Scott uses deep bass tones from time to time, almost vibrating every sternum in the audience, but the movie is generally not a dazzling sonic display. The sound is excellent and well used, but it's not a show unto itself.
It could hardly be when competing with the likes of this cast. Cage is an uneven actor, but he's always inventive and imaginative. He helps make Roy funny, admirable and a little disturbing, less for his twitches than how he's so good at conning people: you know you would believe this guy yourself.
Cage works very well with Lohman ("White Oleander"), who's really in her twenties but is completely convincing as a 14-year-old kid. The heart of the film is their growing father-daughter relationship, and how it is gradually easing poor lonely Roy out of his bag of twitches and compulsions. He even tries to cook for her, but sends out for pizza instead -- something Roy would have never done on his own. Occasionally the Father rears his head, as when, worried about Angela, tells her angrily when she shows up after a night at the arcade that she's a "nosy parker."
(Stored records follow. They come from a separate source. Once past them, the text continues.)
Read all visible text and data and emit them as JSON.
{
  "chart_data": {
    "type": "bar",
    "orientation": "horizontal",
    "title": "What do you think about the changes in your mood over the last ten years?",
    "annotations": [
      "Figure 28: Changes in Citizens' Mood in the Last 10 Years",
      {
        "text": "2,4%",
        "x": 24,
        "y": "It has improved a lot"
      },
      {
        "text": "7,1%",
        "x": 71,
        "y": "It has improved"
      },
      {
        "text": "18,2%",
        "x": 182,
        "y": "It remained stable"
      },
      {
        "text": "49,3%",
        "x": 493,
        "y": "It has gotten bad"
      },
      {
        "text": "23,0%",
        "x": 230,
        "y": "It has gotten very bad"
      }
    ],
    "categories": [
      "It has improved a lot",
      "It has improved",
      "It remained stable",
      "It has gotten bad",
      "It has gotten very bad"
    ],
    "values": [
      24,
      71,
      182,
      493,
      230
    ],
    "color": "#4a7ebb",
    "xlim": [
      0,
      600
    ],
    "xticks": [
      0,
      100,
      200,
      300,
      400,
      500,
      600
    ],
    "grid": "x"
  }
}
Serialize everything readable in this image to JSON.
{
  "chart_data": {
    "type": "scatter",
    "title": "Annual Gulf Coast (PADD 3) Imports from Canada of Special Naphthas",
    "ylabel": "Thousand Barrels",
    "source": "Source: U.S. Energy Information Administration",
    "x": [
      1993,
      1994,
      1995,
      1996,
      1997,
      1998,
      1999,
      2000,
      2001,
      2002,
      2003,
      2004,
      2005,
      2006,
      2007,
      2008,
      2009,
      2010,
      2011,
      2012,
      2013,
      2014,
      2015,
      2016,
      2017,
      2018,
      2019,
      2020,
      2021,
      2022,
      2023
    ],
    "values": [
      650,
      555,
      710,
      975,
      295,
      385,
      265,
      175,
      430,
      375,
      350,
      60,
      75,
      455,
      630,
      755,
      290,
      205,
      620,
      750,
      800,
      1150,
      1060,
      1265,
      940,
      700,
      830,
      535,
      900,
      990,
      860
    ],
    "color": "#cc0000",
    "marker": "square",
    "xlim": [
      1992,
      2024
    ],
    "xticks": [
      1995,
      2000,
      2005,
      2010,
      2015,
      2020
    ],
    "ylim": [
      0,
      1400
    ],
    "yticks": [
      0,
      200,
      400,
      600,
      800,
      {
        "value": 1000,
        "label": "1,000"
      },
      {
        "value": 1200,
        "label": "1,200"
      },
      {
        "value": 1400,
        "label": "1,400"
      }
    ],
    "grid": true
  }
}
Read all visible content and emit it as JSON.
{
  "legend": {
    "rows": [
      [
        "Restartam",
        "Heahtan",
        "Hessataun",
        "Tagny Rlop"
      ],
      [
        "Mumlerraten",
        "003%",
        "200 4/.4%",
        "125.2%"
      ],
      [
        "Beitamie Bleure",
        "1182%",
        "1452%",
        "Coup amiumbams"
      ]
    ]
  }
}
Lohman is charming and likeable; she makes us believe deeply in her character and her growing affection for Cage. And he reciprocates; their scenes together are perfectly timed and played.
Sam Rockwell is also very good, as are the Bruces Altman and McGill, but they are not the center of the movie. The cast is small, and so is the scope -- we see some summer-baked Los Angeles, but we're mostly inside cars, buildings and Roy's house.
It has a fresh, lively feel and look; Sir Ridley uses slow motion, fast motion and intense closeups all through the film, helping us to share some of Roy's quirks. But it's a twisted tale clearly told. It doesn't have the emotional impact at the end that is so clearly intended, and the plot is just a shade too mechanical, but it's great fun, one of the best films of the year.